Washington, D.C. - U.S. Senator Pat Toomey (R-Pa.) has introduced the Milk in Lunches for Kids (MILK) Act to allow schools to serve whole milk and two percent milk.
The MILK Act also requires the Secretary of Agriculture to revise regulations to exclude milk fat from the cap on saturated fat in school lunches. Currently, schools may only serve fat free or one percent milk with lunches.
"Every parent knows milk does a body good," said Senator Toomey. "In 2010, the Obama Administration and Congress erred in prohibiting whole milk and two percent from being served in schools. This decision has led to a sharp decline in consumption across the country, which means kids are not getting essential nutrients milk provides. This measure fixes that error and permits schools to sell whole and two percent milk once again."

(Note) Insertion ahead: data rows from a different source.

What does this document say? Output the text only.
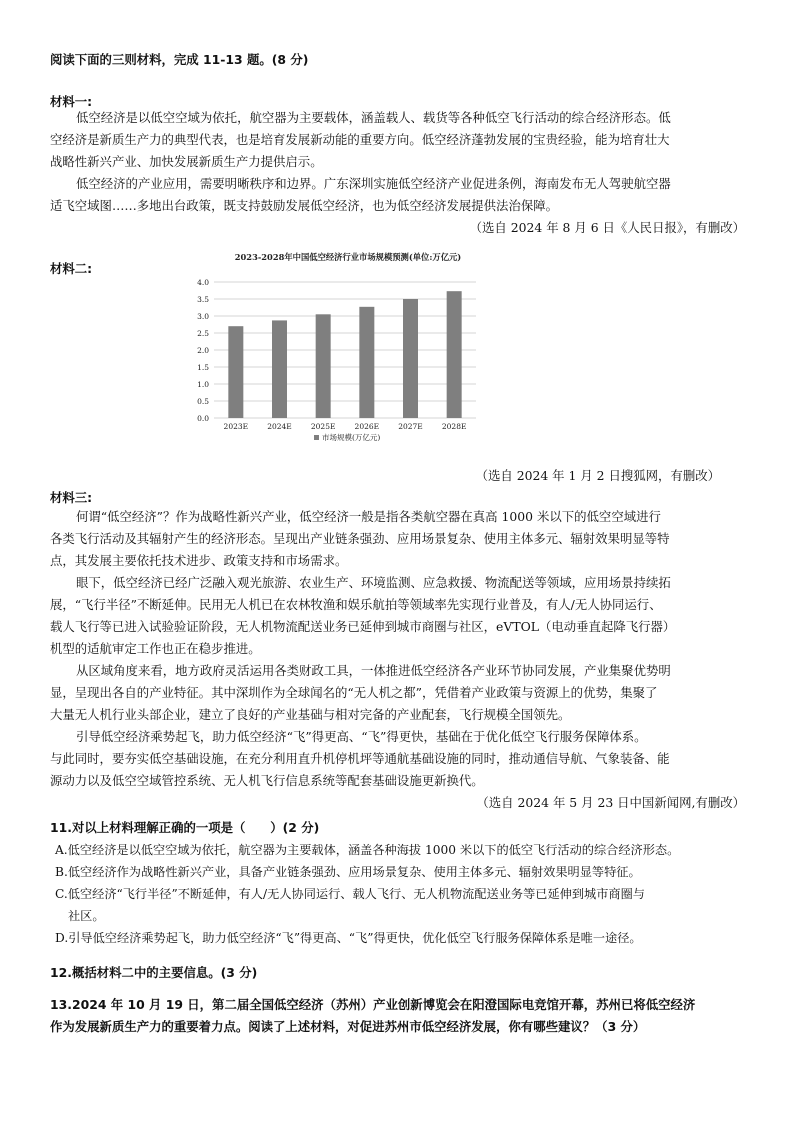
阅读下面的三则材料，完成 11-13 题。(8 分)
材料一:
低空经济是以低空空域为依托，航空器为主要载体，涵盖载人、载货等各种低空飞行活动的综合经济形态。低
空经济是新质生产力的典型代表，也是培育发展新动能的重要方向。低空经济蓬勃发展的宝贵经验，能为培育壮大
战略性新兴产业、加快发展新质生产力提供启示。
低空经济的产业应用，需要明晰秩序和边界。广东深圳实施低空经济产业促进条例，海南发布无人驾驶航空器
适飞空域图……多地出台政策，既支持鼓励发展低空经济，也为低空经济发展提供法治保障。
（选自 2024 年 8 月 6 日《人民日报》，有删改）
材料二:
2023-2028年中国低空经济行业市场规模预测(单位:万亿元)
0.0
0.5
1.0
1.5
2.0
2.5
3.0
3.5
4.0
2023E	2024E	2025E	2026E	2027E	2028E
市场规模(万亿元)
（选自 2024 年 1 月 2 日搜狐网，有删改）
材料三:
何谓“低空经济”？作为战略性新兴产业，低空经济一般是指各类航空器在真高 1000 米以下的低空空域进行
各类飞行活动及其辐射产生的经济形态。呈现出产业链条强劲、应用场景复杂、使用主体多元、辐射效果明显等特
点，其发展主要依托技术进步、政策支持和市场需求。
眼下，低空经济已经广泛融入观光旅游、农业生产、环境监测、应急救援、物流配送等领域，应用场景持续拓
展，“飞行半径”不断延伸。民用无人机已在农林牧渔和娱乐航拍等领域率先实现行业普及，有人/无人协同运行、
载人飞行等已进入试验验证阶段，无人机物流配送业务已延伸到城市商圈与社区，eVTOL（电动垂直起降飞行器）
机型的适航审定工作也正在稳步推进。
从区域角度来看，地方政府灵活运用各类财政工具，一体推进低空经济各产业环节协同发展，产业集聚优势明
显，呈现出各自的产业特征。其中深圳作为全球闻名的“无人机之都”，凭借着产业政策与资源上的优势，集聚了
大量无人机行业头部企业，建立了良好的产业基础与相对完备的产业配套，飞行规模全国领先。
引导低空经济乘势起飞，助力低空经济“飞”得更高、“飞”得更快，基础在于优化低空飞行服务保障体系。
与此同时，要夯实低空基础设施，在充分利用直升机停机坪等通航基础设施的同时，推动通信导航、气象装备、能
源动力以及低空空域管控系统、无人机飞行信息系统等配套基础设施更新换代。
（选自 2024 年 5 月 23 日中国新闻网,有删改）
11.对以上材料理解正确的一项是（　　）(2 分)
A.低空经济是以低空空域为依托，航空器为主要载体，涵盖各种海拔 1000 米以下的低空飞行活动的综合经济形态。
B.低空经济作为战略性新兴产业，具备产业链条强劲、应用场景复杂、使用主体多元、辐射效果明显等特征。
C.低空经济“飞行半径”不断延伸，有人/无人协同运行、载人飞行、无人机物流配送业务等已延伸到城市商圈与
社区。
D.引导低空经济乘势起飞，助力低空经济“飞”得更高、“飞”得更快，优化低空飞行服务保障体系是唯一途径。
12.概括材料二中的主要信息。(3 分)
13.2024 年 10 月 19 日，第二届全国低空经济（苏州）产业创新博览会在阳澄国际电竞馆开幕，苏州已将低空经济
作为发展新质生产力的重要着力点。阅读了上述材料，对促进苏州市低空经济发展，你有哪些建议？（3 分）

Senator Toomey's MILK Act is being co-sponsored by Senator Ron Johnson (R-Wis.) and has earned the support of the following organizations:
"Pennsylvania Farm Bureau is pleased to support Senator Toomey's MILK Act that provides increased flexibility to include two-percent and whole milk in school meal programs," said Pennsylvania Farm Bureau President Rick Ebert.

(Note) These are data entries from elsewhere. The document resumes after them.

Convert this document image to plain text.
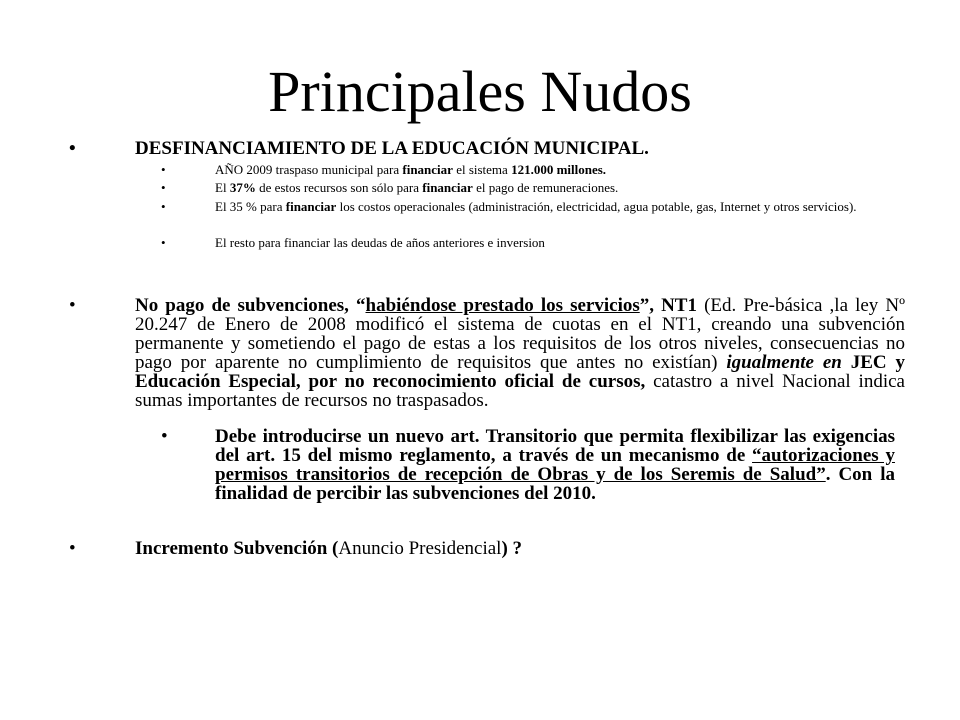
Principales Nudos
•	DESFINANCIAMIENTO DE LA EDUCACIÓN MUNICIPAL.
•	AÑO 2009 traspaso municipal para financiar el sistema 121.000 millones.
•	El 37% de estos recursos son sólo para financiar el pago de remuneraciones.
•	El 35 % para financiar los costos operacionales (administración, electricidad, agua potable, gas, Internet y otros servicios).
•	El resto para financiar las deudas de años anteriores e inversion
•	No pago de subvenciones, “habiéndose prestado los servicios”, NT1 (Ed. Pre-básica ,la ley Nº 20.247 de Enero de 2008 modificó el sistema de cuotas en el NT1, creando una subvención permanente y sometiendo el pago de estas a los requisitos de los otros niveles, consecuencias no pago por aparente no cumplimiento de requisitos que antes no existían) igualmente en JEC y Educación Especial, por no reconocimiento oficial de cursos, catastro a nivel Nacional indica sumas importantes de recursos no traspasados.
• Debe introducirse un nuevo art. Transitorio que permita flexibilizar las exigencias del art. 15 del mismo reglamento, a través de un mecanismo de “autorizaciones y permisos transitorios de recepción de Obras y de los Seremis de Salud”. Con la finalidad de percibir las subvenciones del 2010.
•	Incremento Subvención (Anuncio Presidencial) ?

"The Pennsylvania Dairymen's Association strongly believes school children once again should have the option to choose whole milk in schools. Recent and emerging dietary research has shown that whole milk nutrition is essential for the healthy development of our growing children. The Pennsylvania Dairymen's Association applauds the leadership of Senator Toomey to provide school children with the nutrition and great satisfaction of delicious whole milk," said Pennsylvania Dairymen's Association Executive Director David Smith.
"Giving our kids the opportunity to drink a glass of nutritious milk with breakfast and lunch each day is one of the best things we can do for their health and development. Our IDFA members are grateful to Senator Toomey for introducing this bill to allow schools more flexibility to offer the same types of milk that children and teens enjoy at home. Providing expanded milk options helps ensure students get the nine essential nutrients that milk uniquely provides, including powerful protein, calcium, vitamin D and potassium," said International Dairy Foods Association and President Michael Dykes.
"Dairy producers across the state are very concerned that we are losing an entire generation of milk drinkers and the nutrition milk provides to growing children due to the less appealing skim and low-fat milk currently being served. Senator Toomey's proposal goes a long way in addressing this concern," said Somerset County Dairy Farmer Glenn Stoltzfus.
In 2010, Congress passed the Healthy, Hunger-Free Kids Act which amended nutrition standards in the School Lunch Program. Among the changes, the law mandated that all milk available in schools must be fat free. Last year, the U.S. Department of Agriculture announced a rule that allowed schools to receive waivers to make one percent milk available to students.